Connectors - The 3.9mm bullet connectors on this bike are smaller than 4.7mm standard European types. Available from Vehicle wiring products.
Headlight - The original Stanley tungsten headlight 12Volt 50/35W can be up rated to a Cibe quartz halogen 12V 60/55W P43T H4 unit, a modification carried out by numerous owners in the 70's. This is a tight fit and lots of jiggling with the wiring is needed. A H4 quartz halogen P43T 35/35W lamp is available if you want to put less stress on your ageing electrics and is ideal as a daylight riding light.
Horn - The original equipment is far from adequate on today's roads. I recommend upgrading to a modern 105dB or greater, some nice chrome examples are available.
Repairing HT coil leads - This can be done by first cutting away the old rigid PVC leads to within 15mm of the coil. Use copper cored, i.e. not suppressed, 7mm silicone HT lead (very flexible) covered with 6mm neoprene sleeving. This is a swine to slide on, use of a lubricant (Hellerine oil) will help. When covered roll back on itself about 10mm of the sleeving for use later to cover the joint. Use a 1 inch long self tapping screw of suitable size with the head cut off and that end sharpened to a point. Screw in 1/2" to the existing wire and then screw the new HT lead in to the 1/2" thread that remains exposed. Seal the joint with silicone rubber compound and roll the sleeving forward to cover. Further waterproofing to the coil cable outlet is advisable using more silicone rubber solution. You should now have better than new water tight coils.
If broken near the coil housing the plastic can be removed carefully with a Dremel till the brass pin is exposed. A new length of cable can then be pushed home and epoxy into place.
A better alternative is to try and find coils with a removable HT lead from another bike at your local breakers yard. CBX550, VF750 and some Kawasaki's of the era have the same spacing for the fixing screws. This allows us to use the CB400F's aluminium brackets for easy mounting. Originally intended for electronic ignition, may cause premature contact point failure due to the higher current.

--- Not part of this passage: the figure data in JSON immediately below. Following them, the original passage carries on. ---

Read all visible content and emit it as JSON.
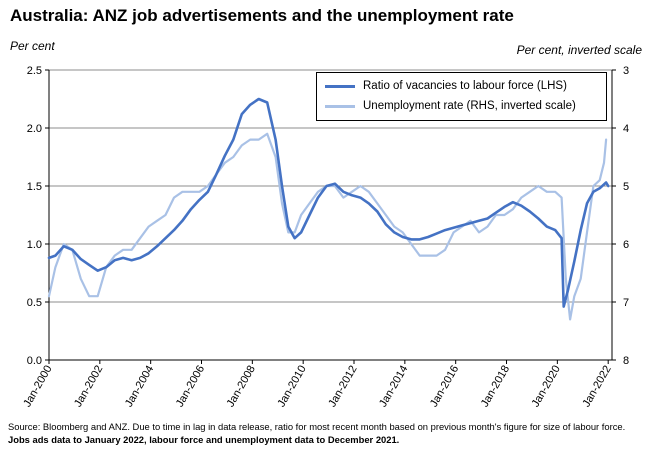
{
  "title": "Australia: ANZ job advertisements and the unemployment rate",
  "source_note": "Source: Bloomberg and ANZ.  Due to time in lag in data release, ratio for most recent month based on previous month's figure for size of labour force.",
  "source_note_bold": "Jobs ads data to January 2022, labour force and unemployment data to December 2021.",
  "chart_data": {
    "type": "line",
    "title": "Australia: ANZ job advertisements and the unemployment rate",
    "y_left_label": "Per cent",
    "y_right_label": "Per cent, inverted scale",
    "y_left_range": [
      0.0,
      2.5
    ],
    "y_left_ticks": [
      "0.0",
      "0.5",
      "1.0",
      "1.5",
      "2.0",
      "2.5"
    ],
    "y_right_range": [
      3,
      8
    ],
    "y_right_inverted": true,
    "y_right_ticks": [
      "3",
      "4",
      "5",
      "6",
      "7",
      "8"
    ],
    "x_ticks": [
      "Jan-2000",
      "Jan-2002",
      "Jan-2004",
      "Jan-2006",
      "Jan-2008",
      "Jan-2010",
      "Jan-2012",
      "Jan-2014",
      "Jan-2016",
      "Jan-2018",
      "Jan-2020",
      "Jan-2022"
    ],
    "grid": true,
    "legend_position": "top-right",
    "series": [
      {
        "name": "Ratio of vacancies to labour force (LHS)",
        "axis": "left",
        "color": "#4472c4",
        "points": [
          [
            "2000-01",
            0.88
          ],
          [
            "2000-04",
            0.9
          ],
          [
            "2000-08",
            0.98
          ],
          [
            "2000-12",
            0.95
          ],
          [
            "2001-04",
            0.87
          ],
          [
            "2001-08",
            0.82
          ],
          [
            "2001-12",
            0.77
          ],
          [
            "2002-04",
            0.8
          ],
          [
            "2002-08",
            0.86
          ],
          [
            "2002-12",
            0.88
          ],
          [
            "2003-04",
            0.86
          ],
          [
            "2003-08",
            0.88
          ],
          [
            "2003-12",
            0.92
          ],
          [
            "2004-04",
            0.98
          ],
          [
            "2004-08",
            1.05
          ],
          [
            "2004-12",
            1.12
          ],
          [
            "2005-04",
            1.2
          ],
          [
            "2005-08",
            1.3
          ],
          [
            "2005-12",
            1.38
          ],
          [
            "2006-04",
            1.45
          ],
          [
            "2006-08",
            1.6
          ],
          [
            "2006-12",
            1.76
          ],
          [
            "2007-04",
            1.9
          ],
          [
            "2007-08",
            2.12
          ],
          [
            "2007-12",
            2.2
          ],
          [
            "2008-04",
            2.25
          ],
          [
            "2008-08",
            2.22
          ],
          [
            "2008-12",
            1.9
          ],
          [
            "2009-03",
            1.5
          ],
          [
            "2009-06",
            1.15
          ],
          [
            "2009-09",
            1.05
          ],
          [
            "2009-12",
            1.1
          ],
          [
            "2010-04",
            1.25
          ],
          [
            "2010-08",
            1.4
          ],
          [
            "2010-12",
            1.5
          ],
          [
            "2011-04",
            1.52
          ],
          [
            "2011-08",
            1.45
          ],
          [
            "2011-12",
            1.42
          ],
          [
            "2012-04",
            1.4
          ],
          [
            "2012-08",
            1.35
          ],
          [
            "2012-12",
            1.28
          ],
          [
            "2013-04",
            1.17
          ],
          [
            "2013-08",
            1.1
          ],
          [
            "2013-12",
            1.06
          ],
          [
            "2014-04",
            1.04
          ],
          [
            "2014-08",
            1.04
          ],
          [
            "2014-12",
            1.06
          ],
          [
            "2015-04",
            1.09
          ],
          [
            "2015-08",
            1.12
          ],
          [
            "2015-12",
            1.14
          ],
          [
            "2016-04",
            1.16
          ],
          [
            "2016-08",
            1.18
          ],
          [
            "2016-12",
            1.2
          ],
          [
            "2017-04",
            1.22
          ],
          [
            "2017-08",
            1.27
          ],
          [
            "2017-12",
            1.32
          ],
          [
            "2018-04",
            1.36
          ],
          [
            "2018-08",
            1.33
          ],
          [
            "2018-12",
            1.28
          ],
          [
            "2019-04",
            1.22
          ],
          [
            "2019-08",
            1.15
          ],
          [
            "2019-12",
            1.12
          ],
          [
            "2020-03",
            1.05
          ],
          [
            "2020-04",
            0.46
          ],
          [
            "2020-06",
            0.6
          ],
          [
            "2020-09",
            0.85
          ],
          [
            "2020-12",
            1.12
          ],
          [
            "2021-03",
            1.35
          ],
          [
            "2021-06",
            1.45
          ],
          [
            "2021-09",
            1.48
          ],
          [
            "2021-12",
            1.53
          ],
          [
            "2022-01",
            1.5
          ]
        ]
      },
      {
        "name": "Unemployment rate (RHS, inverted scale)",
        "axis": "right",
        "color": "#a9c1e6",
        "points": [
          [
            "2000-01",
            6.9
          ],
          [
            "2000-04",
            6.4
          ],
          [
            "2000-08",
            6.0
          ],
          [
            "2000-12",
            6.1
          ],
          [
            "2001-04",
            6.6
          ],
          [
            "2001-08",
            6.9
          ],
          [
            "2001-12",
            6.9
          ],
          [
            "2002-04",
            6.4
          ],
          [
            "2002-08",
            6.2
          ],
          [
            "2002-12",
            6.1
          ],
          [
            "2003-04",
            6.1
          ],
          [
            "2003-08",
            5.9
          ],
          [
            "2003-12",
            5.7
          ],
          [
            "2004-04",
            5.6
          ],
          [
            "2004-08",
            5.5
          ],
          [
            "2004-12",
            5.2
          ],
          [
            "2005-04",
            5.1
          ],
          [
            "2005-08",
            5.1
          ],
          [
            "2005-12",
            5.1
          ],
          [
            "2006-04",
            5.0
          ],
          [
            "2006-08",
            4.8
          ],
          [
            "2006-12",
            4.6
          ],
          [
            "2007-04",
            4.5
          ],
          [
            "2007-08",
            4.3
          ],
          [
            "2007-12",
            4.2
          ],
          [
            "2008-04",
            4.2
          ],
          [
            "2008-08",
            4.1
          ],
          [
            "2008-12",
            4.5
          ],
          [
            "2009-03",
            5.3
          ],
          [
            "2009-06",
            5.8
          ],
          [
            "2009-09",
            5.8
          ],
          [
            "2009-12",
            5.5
          ],
          [
            "2010-04",
            5.3
          ],
          [
            "2010-08",
            5.1
          ],
          [
            "2010-12",
            5.0
          ],
          [
            "2011-04",
            5.0
          ],
          [
            "2011-08",
            5.2
          ],
          [
            "2011-12",
            5.1
          ],
          [
            "2012-04",
            5.0
          ],
          [
            "2012-08",
            5.1
          ],
          [
            "2012-12",
            5.3
          ],
          [
            "2013-04",
            5.5
          ],
          [
            "2013-08",
            5.7
          ],
          [
            "2013-12",
            5.8
          ],
          [
            "2014-04",
            6.0
          ],
          [
            "2014-08",
            6.2
          ],
          [
            "2014-12",
            6.2
          ],
          [
            "2015-04",
            6.2
          ],
          [
            "2015-08",
            6.1
          ],
          [
            "2015-12",
            5.8
          ],
          [
            "2016-04",
            5.7
          ],
          [
            "2016-08",
            5.6
          ],
          [
            "2016-12",
            5.8
          ],
          [
            "2017-04",
            5.7
          ],
          [
            "2017-08",
            5.5
          ],
          [
            "2017-12",
            5.5
          ],
          [
            "2018-04",
            5.4
          ],
          [
            "2018-08",
            5.2
          ],
          [
            "2018-12",
            5.1
          ],
          [
            "2019-04",
            5.0
          ],
          [
            "2019-08",
            5.1
          ],
          [
            "2019-12",
            5.1
          ],
          [
            "2020-03",
            5.2
          ],
          [
            "2020-05",
            6.6
          ],
          [
            "2020-07",
            7.3
          ],
          [
            "2020-09",
            6.9
          ],
          [
            "2020-12",
            6.6
          ],
          [
            "2021-03",
            5.8
          ],
          [
            "2021-06",
            5.0
          ],
          [
            "2021-09",
            4.9
          ],
          [
            "2021-11",
            4.6
          ],
          [
            "2021-12",
            4.2
          ]
        ]
      }
    ]
  }
}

Testing HT coils- From lead to lead (1 to 4 and 2 to 3), including suppressor caps, will read approx. 25K ohms and the input to each coil around 5 ohms. Coil 1 & 4 is bolted to the right hand side of the frame with 2 & 3 on the left. The length of the leads is approx. 1 = 530mm, 2 = 150mm, 3 = 230mm, 4 = 230mm
Testing condensers- Using a multimeter on the capacitance scale these should measure 220nF or 0.22uF. The pattern type I fitted went open circuit within ten miles resulting in a 30MPH ride home coughing and spluttering!
Suppressor caps 1&4 = NGK VD05F, 2&3 = NGK XD05F
Spark plugs = Class 2 NGK D8EA 12mm fine pitch, 19mm reach, temperature 8 (mid). DR8EIX are the iridium type. Denso standard plug is X24ES or IX24 iridium type. The new Iridium spark plugs give longer life, better starting and smoother running?, but, at a cost of around £7.50 per plug, not cheap. Try A.R.E. for these. The NGK iridium type have an internal resistor of 5K built in and may give problems?, people report poor fuel consumption. My first impression is less lumpy at low RPM's allowing better drive from a standing start. Full conclusions follow in Autumn 2004.
Rear Light on bikes of this era have only one lamp and should it fail then your rear end is left in darkness....very un nerving. Modern bikes are now being fitted with LED rear lights that have much longer life expectancy. Replacement 12 LED BA15D lamps are available from M&P etc. but are strictly not legal for road use in the UK, if you do fit them always use an LED of the same colour as the lens of the light i.e. red.